The group hopes to reduce the 250 hours it takes to produce the paper each week by 30% with the redesign and new technology provided by Creative Circle. The website should also generate some additional revenue.
“I’m hoping with some publicity, maybe the teams in De Smet and Lake Preston can get some more help with a grant or maybe some volunteers or even an editor might hear this story and want to take on this challenge,” said Ostendorf. “And I’m thrilled to help any community take back its newspaper. This is the future of newspapers. These big, venture groups who own most newspapers in America now will eventually fall apart and communities will need to rise up and pick up the pieces. I want to help develop models that will allow newspapers to return to local ownership.”
“You can’t say enough good things about people like Dale Blegen, the former owner, and other local owners who are passionate about helping their communities,” said Ostendorf.
“He served these communities for 43 years and was only the third publisher of the papers, which date back to 1885,” Aughenbaugh said. “Every birth. Every wedding. Every death. Every win. Every loss. If he and his employees had not been here there would have been no record of any of it.”

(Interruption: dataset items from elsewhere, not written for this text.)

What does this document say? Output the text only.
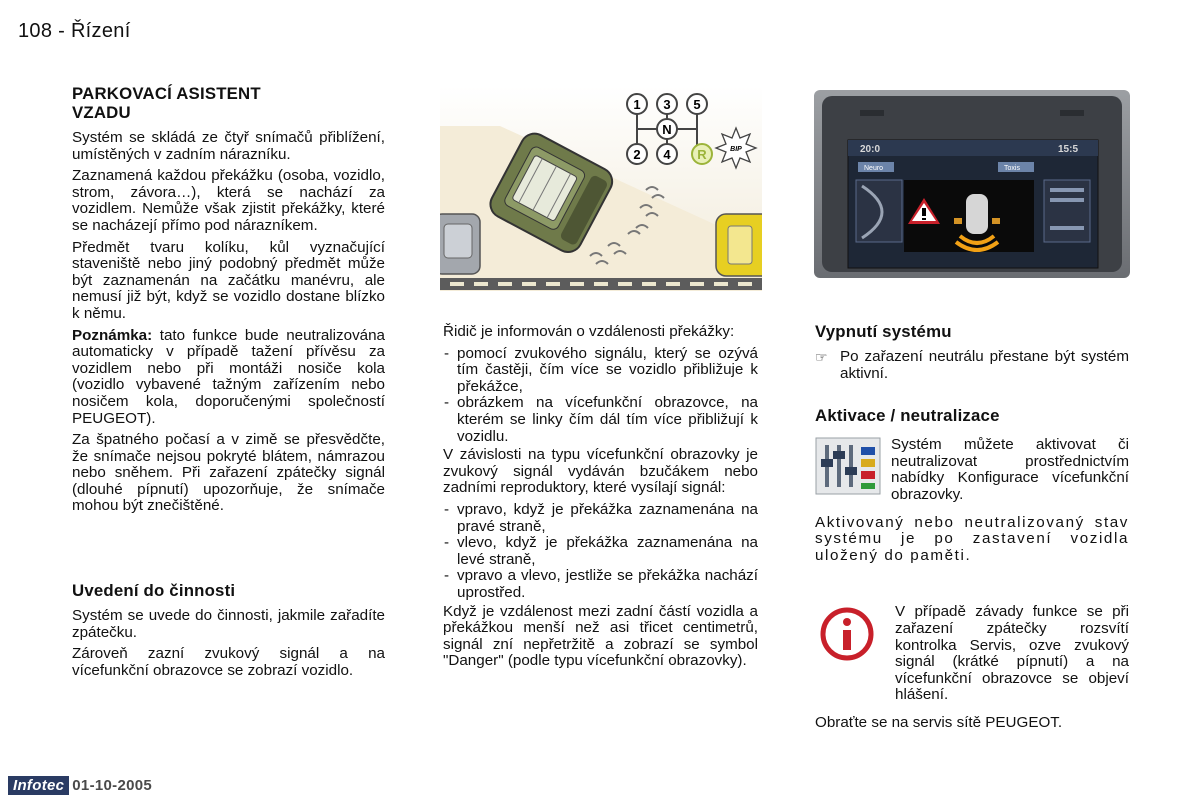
108 - Řízení
PARKOVACÍ ASISTENT
VZADU

Systém se skládá ze čtyř snímačů přiblížení, umístěných v zadním nárazníku.

Zaznamená každou překážku (osoba, vozidlo, strom, závora…), která se nachází za vozidlem. Nemůže však zjistit překážky, které se nacházejí přímo pod nárazníkem.

Předmět tvaru kolíku, kůl vyznačující staveniště nebo jiný podobný předmět může být zaznamenán na začátku manévru, ale nemusí již být, když se vozidlo dostane blízko k němu.

Poznámka: tato funkce bude neutralizována automaticky v případě tažení přívěsu za vozidlem nebo při montáži nosiče kola (vozidlo vybavené tažným zařízením nebo nosičem kola, doporučenými společností PEUGEOT).

Za špatného počasí a v zimě se přesvědčte, že snímače nejsou pokryté blátem, námrazou nebo sněhem. Při zařazení zpátečky signál (dlouhé pípnutí) upozorňuje, že snímače mohou být znečištěné.

Uvedení do činnosti

Systém se uvede do činnosti, jakmile zařadíte zpátečku.

Zároveň zazní zvukový signál a na vícefunkční obrazovce se zobrazí vozidlo.

1 3 5
N
2 4 R	BIP

Řidič je informován o vzdálenosti překážky:

- pomocí zvukového signálu, který se ozývá tím častěji, čím více se vozidlo přibližuje k překážce,
- obrázkem na vícefunkční obrazovce, na kterém se linky čím dál tím více přibližují k vozidlu.

V závislosti na typu vícefunkční obrazovky je zvukový signál vydáván bzučákem nebo zadními reproduktory, které vysílají signál:

- vpravo, když je překážka zaznamenána na pravé straně,
- vlevo, když je překážka zaznamenána na levé straně,
- vpravo a vlevo, jestliže se překážka nachází uprostřed.

Když je vzdálenost mezi zadní částí vozidla a překážkou menší než asi třicet centimetrů, signál zní nepřetržitě a zobrazí se symbol "Danger" (podle typu vícefunkční obrazovky).

20:0	15:5
Neuro	Toxis
Vypnutí systému
☞ Po zařazení neutrálu přestane být systém aktivní.

Aktivace / neutralizace

Systém můžete aktivovat či neutralizovat prostřednictvím nabídky Konfigurace vícefunkční obrazovky.

Aktivovaný nebo neutralizovaný stav systému je po zastavení vozidla uložený do paměti.

V případě závady funkce se při zařazení zpátečky rozsvítí kontrolka Servis, ozve zvukový signál (krátké pípnutí) a na vícefunkční obrazovce se objeví hlášení.

Obraťte se na servis sítě PEUGEOT.

Infotec 01-10-2005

And now this role is passing on to the communities themselves and their band of volunteers and helpers. “It has taken a team effort to get us to the point where we have a believable plan. But that plan needs to be executed and it is only going to be successful if both of our communities get behind it,” said Aughenbaugh.
“I’m optimistic. I don’t underestimate the challenges we have here. But we don’t see another way to do this,” he said. “If we don’t figure this out, there will be no record of our lives or our communities.”
While people who work at newspapers are always rooted in the present — in getting out this week’s paper and running on that endless treadmill, “the reason for communities like ours to have a paper is really for the future,” he said. “Making our communities better. Engaging people in discussions. Without the paper getting people involved now in helping us think about our future, every plan and every effort is just scattered. It’s the paper that brings focus and brings people together and makes the community better.”
So, it really is an appropriate role for the development boards to take on.
“But there is also a bigger cause here that’s worthy,” he said. “Communities like ours need our newspapers.”